The fascination with Rupert Murdoch was center stage during a discussion on old media vs. new media at the SIIA Information Industry Summit. When Tribune CEO and chairman Sam Zell’s name came up — he was initially scheduled to represent newspapers – during a discussion about the death of newspapers, Alan Patricof, founder and managing director of Greycroft Partners, pointed to News Corp.’s $5.6 billion buyout of Dow Jones (NYSE: NWS). (Disclaimer: Greycroft is an investor in our parent company ContentNext Media.) The New Yorker‘s Ken Auletta nearly jumped out of his seat: “You’re not bullish on newspapers, are you?” Not exactly, but Patricof seemed to be having enough of “the death of old media” theme. Clearly, newspaper properties must have some way of transitioning to the digital age to warrant two such large investments as Tribune Co. and Dow Jones. Some other points raised during the panel:
— Magazines still viable: Jim Kelly, managing editor of Time Inc.: Major magazine titles are still viable and able to take advantage of interactive media. For example, about 1.5 million people are willing to pay $109 annual for People magazine. But when it comes to maintain that viability, digital elements as absolutely essential — and managing those elements are crucial. “Each magazine have been trying to find its own digital future. The top-down approach when AOL (NYSE: TWX) and Time Warner merged didn’t work.” But the challenges are different and coming from unanticipated areas, such as phones and advertisers themselves. Johnson & Johnson set up BabyCenter; it was a direct reason Time Inc. sold its Parenting magazine last March.
— Murdoch’s secret: Michael Barrett, EVP and chief revenue officer for Fox Interactive Media: Streaming episodes can net $80,000 versus the millions for TV revenue. “So it’s a disruptive, not destructive model. It is destructive to the music industry. But for us, we are seeing some returns.” When the panel debated what makes Murdoch so special, Barrett boiled it down to having the capital and confidence of the board that allows the company to move quickly and determinedly, whether its acquiring Dow Jones or adding American Idol to its tv network. “Other companies get bogged down for a long time, having to appease their boards. Rupert can act fast without being held back.”

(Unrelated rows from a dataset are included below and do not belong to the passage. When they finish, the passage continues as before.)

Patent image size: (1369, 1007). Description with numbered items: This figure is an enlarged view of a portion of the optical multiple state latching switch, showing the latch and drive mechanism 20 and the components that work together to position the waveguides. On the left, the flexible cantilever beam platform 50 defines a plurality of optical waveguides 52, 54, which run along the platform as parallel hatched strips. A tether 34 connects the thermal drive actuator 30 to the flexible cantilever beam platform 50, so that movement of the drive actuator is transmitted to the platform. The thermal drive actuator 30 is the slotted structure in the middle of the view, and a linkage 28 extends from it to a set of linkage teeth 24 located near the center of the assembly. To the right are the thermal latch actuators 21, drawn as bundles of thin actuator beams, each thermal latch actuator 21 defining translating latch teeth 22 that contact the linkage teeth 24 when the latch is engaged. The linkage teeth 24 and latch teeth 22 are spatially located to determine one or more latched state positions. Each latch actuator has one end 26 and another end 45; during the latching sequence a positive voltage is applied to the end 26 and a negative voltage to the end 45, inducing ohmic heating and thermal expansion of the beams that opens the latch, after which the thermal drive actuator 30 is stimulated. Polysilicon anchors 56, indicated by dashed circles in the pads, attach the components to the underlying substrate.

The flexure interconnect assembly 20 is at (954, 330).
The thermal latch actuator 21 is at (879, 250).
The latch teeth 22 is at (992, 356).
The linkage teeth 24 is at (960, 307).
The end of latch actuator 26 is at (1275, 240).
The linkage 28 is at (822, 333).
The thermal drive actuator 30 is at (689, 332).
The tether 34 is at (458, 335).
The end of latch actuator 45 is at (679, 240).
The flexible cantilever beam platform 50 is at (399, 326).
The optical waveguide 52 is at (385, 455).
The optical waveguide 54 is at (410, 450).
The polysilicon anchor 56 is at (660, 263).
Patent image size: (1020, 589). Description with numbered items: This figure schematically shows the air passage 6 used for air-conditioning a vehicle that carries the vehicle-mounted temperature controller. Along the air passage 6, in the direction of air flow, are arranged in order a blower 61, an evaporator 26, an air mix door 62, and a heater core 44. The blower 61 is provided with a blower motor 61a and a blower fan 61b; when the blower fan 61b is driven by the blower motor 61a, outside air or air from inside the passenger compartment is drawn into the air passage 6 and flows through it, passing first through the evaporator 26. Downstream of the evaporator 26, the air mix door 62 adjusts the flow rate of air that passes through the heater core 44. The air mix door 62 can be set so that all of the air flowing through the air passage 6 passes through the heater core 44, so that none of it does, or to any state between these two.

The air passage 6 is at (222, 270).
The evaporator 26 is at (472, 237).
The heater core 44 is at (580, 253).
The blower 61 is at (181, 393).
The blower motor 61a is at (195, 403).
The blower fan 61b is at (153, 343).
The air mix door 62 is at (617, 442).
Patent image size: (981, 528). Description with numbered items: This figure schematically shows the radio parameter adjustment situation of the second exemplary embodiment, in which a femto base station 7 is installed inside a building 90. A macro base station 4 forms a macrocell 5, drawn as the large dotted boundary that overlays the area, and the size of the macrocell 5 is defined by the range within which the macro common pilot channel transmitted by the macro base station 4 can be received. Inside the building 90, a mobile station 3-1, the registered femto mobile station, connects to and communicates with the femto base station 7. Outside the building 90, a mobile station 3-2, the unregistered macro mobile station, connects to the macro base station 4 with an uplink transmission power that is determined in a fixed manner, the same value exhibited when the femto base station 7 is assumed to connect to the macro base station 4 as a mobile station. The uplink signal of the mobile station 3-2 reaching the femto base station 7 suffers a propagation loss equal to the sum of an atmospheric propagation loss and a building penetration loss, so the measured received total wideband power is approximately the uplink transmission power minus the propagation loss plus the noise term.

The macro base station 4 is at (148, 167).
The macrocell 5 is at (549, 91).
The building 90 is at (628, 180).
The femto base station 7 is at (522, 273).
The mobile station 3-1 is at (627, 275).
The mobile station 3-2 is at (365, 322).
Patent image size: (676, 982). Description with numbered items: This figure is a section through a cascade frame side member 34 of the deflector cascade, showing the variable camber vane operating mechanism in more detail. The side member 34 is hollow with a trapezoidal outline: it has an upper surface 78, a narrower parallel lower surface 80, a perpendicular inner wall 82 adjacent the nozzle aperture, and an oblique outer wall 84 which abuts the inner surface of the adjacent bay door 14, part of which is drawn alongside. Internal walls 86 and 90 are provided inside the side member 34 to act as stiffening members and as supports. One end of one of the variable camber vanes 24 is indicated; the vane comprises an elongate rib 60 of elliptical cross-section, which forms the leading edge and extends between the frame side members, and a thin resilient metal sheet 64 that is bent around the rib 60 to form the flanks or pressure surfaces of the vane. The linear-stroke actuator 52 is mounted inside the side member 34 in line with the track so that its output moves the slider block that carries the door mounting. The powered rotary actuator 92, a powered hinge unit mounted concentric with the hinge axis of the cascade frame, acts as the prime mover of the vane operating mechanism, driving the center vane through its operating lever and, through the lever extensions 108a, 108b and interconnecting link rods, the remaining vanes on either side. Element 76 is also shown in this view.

— Terror: Ken Auletta, The New Yorker media columnist: While the rest of the panel expressed confidence on old media being able to navigate the new media landscape, Auletta offered another view. “My colleagues are a little too sanguine. I never met anyone at any media company who isn’t terrified. Newspapers — FT and WSJ excepted — are all terrified. Advertisers are also terrified that Google’s (NSDQ: GOOG) data might erase their value. Go down the list: music and movie executives are terrified of piracy… The critical question for media companies: are they willing to try something new and perhaps jettison some old businesses? Most companies are wedded to the old ways and are gingerly trying new things.”
— Engineering, not a media culture: Old media’s problems stem from a lack of real understanding by those in charge, Auletta said: “We’re in an engineering culture. You couldn’t put a Murdoch or an Eisner in charge of a company like that. It’s been tried. Terry Semel led Yahoo (NSDQ: YHOO). I just spent some time with Google engineers. I couldn’t understand a thing they were saying. I don’t think [Semel] understood the engineers’ language, so he couldn’t challenge them. I suspect that’s one reason he didn’t last.”